Em seus minutos iniciais, Pelé mostra Edson se aproximando da cadeira de entrevistado com o auxílio de um andador. Há quem diga que o rei do futebol só não conduziu a tocha olímpica nos Jogos Olímpicos do Rio de 2016 porque não tinha saúde para correr com a chama. Desde então, aparições públicas do mito se tornaram raríssimas. Vê-lo como um idoso com dificuldades físicas é um estranhamento enorme. Afinal, o associamos com longevidade e vitalidade, mesmo após a aposentadoria nos gramados.

Pelé sempre pareceu imortal e Pelé desconstrói esta ideia. O ídolo tem pés de barro, afinal sempre foi um homem por mais fantástico que fosse. O documentário também associa o brasileiro e o Brasil que viveu como indissociáveis e tão imperfeitos quanto eram naquele tempo. E ainda são.

Durante toda sua trajetória, o rei foi um sonho do melhor Brasil possível.
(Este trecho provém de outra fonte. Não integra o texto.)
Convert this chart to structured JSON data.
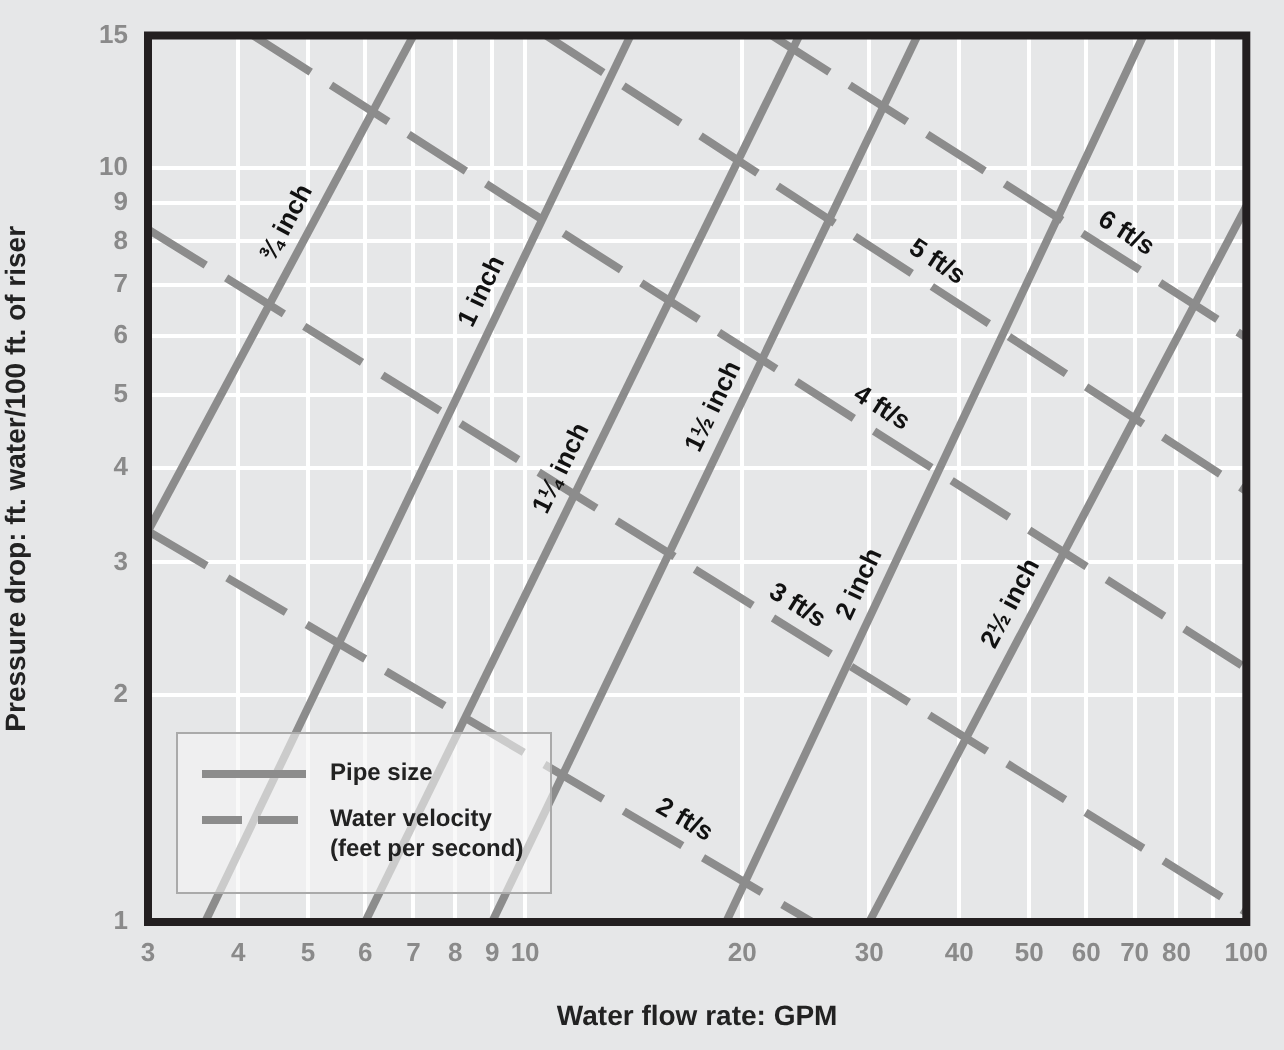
{
  "chart_data": {
    "type": "line",
    "xlabel": "Water flow rate: GPM",
    "ylabel": "Pressure drop: ft. water/100 ft. of riser",
    "log": "xy",
    "grid": true,
    "marker": "none",
    "legend": "bottom left",
    "xlim": [
      3,
      100
    ],
    "xticks": [
      3,
      4,
      5,
      6,
      7,
      8,
      9,
      10,
      20,
      30,
      40,
      50,
      60,
      70,
      80,
      {
        "value": 90,
        "label": null
      },
      100
    ],
    "ylim": [
      1,
      15
    ],
    "yticks": [
      1,
      2,
      3,
      4,
      5,
      6,
      7,
      8,
      9,
      10,
      15
    ],
    "annotations": [
      "Pipe size",
      "Water velocity\n(feet per second)"
    ],
    "series": [
      {
        "name": "¾ inch",
        "color": "#8c8c8c",
        "line_style": "solid",
        "x": [
          3,
          7.0
        ],
        "values": [
          3.3,
          15
        ]
      },
      {
        "name": "1 inch",
        "color": "#8c8c8c",
        "line_style": "solid",
        "x": [
          3.6,
          14.0
        ],
        "values": [
          1,
          15
        ]
      },
      {
        "name": "1¼ inch",
        "color": "#8c8c8c",
        "line_style": "solid",
        "x": [
          6.0,
          24
        ],
        "values": [
          1,
          15
        ]
      },
      {
        "name": "1½ inch",
        "color": "#8c8c8c",
        "line_style": "solid",
        "x": [
          9.0,
          35
        ],
        "values": [
          1,
          15
        ]
      },
      {
        "name": "2 inch",
        "color": "#8c8c8c",
        "line_style": "solid",
        "x": [
          19,
          72
        ],
        "values": [
          1,
          15
        ]
      },
      {
        "name": "2½ inch",
        "color": "#8c8c8c",
        "line_style": "solid",
        "x": [
          30,
          100
        ],
        "values": [
          1,
          8.9
        ]
      },
      {
        "name": "2 ft/s",
        "color": "#8c8c8c",
        "line_style": "dashed",
        "x": [
          3,
          25
        ],
        "values": [
          3.3,
          1
        ]
      },
      {
        "name": "3 ft/s",
        "color": "#8c8c8c",
        "line_style": "dashed",
        "x": [
          3,
          100
        ],
        "values": [
          8.3,
          1.03
        ]
      },
      {
        "name": "4 ft/s",
        "color": "#8c8c8c",
        "line_style": "dashed",
        "x": [
          4.2,
          100
        ],
        "values": [
          15,
          2.17
        ]
      },
      {
        "name": "5 ft/s",
        "color": "#8c8c8c",
        "line_style": "dashed",
        "x": [
          10.7,
          100
        ],
        "values": [
          15,
          3.73
        ]
      },
      {
        "name": "6 ft/s",
        "color": "#8c8c8c",
        "line_style": "dashed",
        "x": [
          22,
          100
        ],
        "values": [
          15,
          5.96
        ]
      }
    ]
  }
}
Mas muitas vezes o sonho nos faz esquecer da realidade, uma contradição que cada um resolve todos os dias quando acorda. Todo ser humano é ambíguo e contraditório, mas pouquíssimos podem ser deuses.

E só um esteve acima de todos eles. Sempre haverá só um Pelé, imutável, inalcançável e insuperável. E absolutamente imperfeito e cheio de defeitos. A porção que cabe a todos nós, brasileiros, de podermos dizer: que somos sim um pouquinho Pelé também. Gostemos ou não.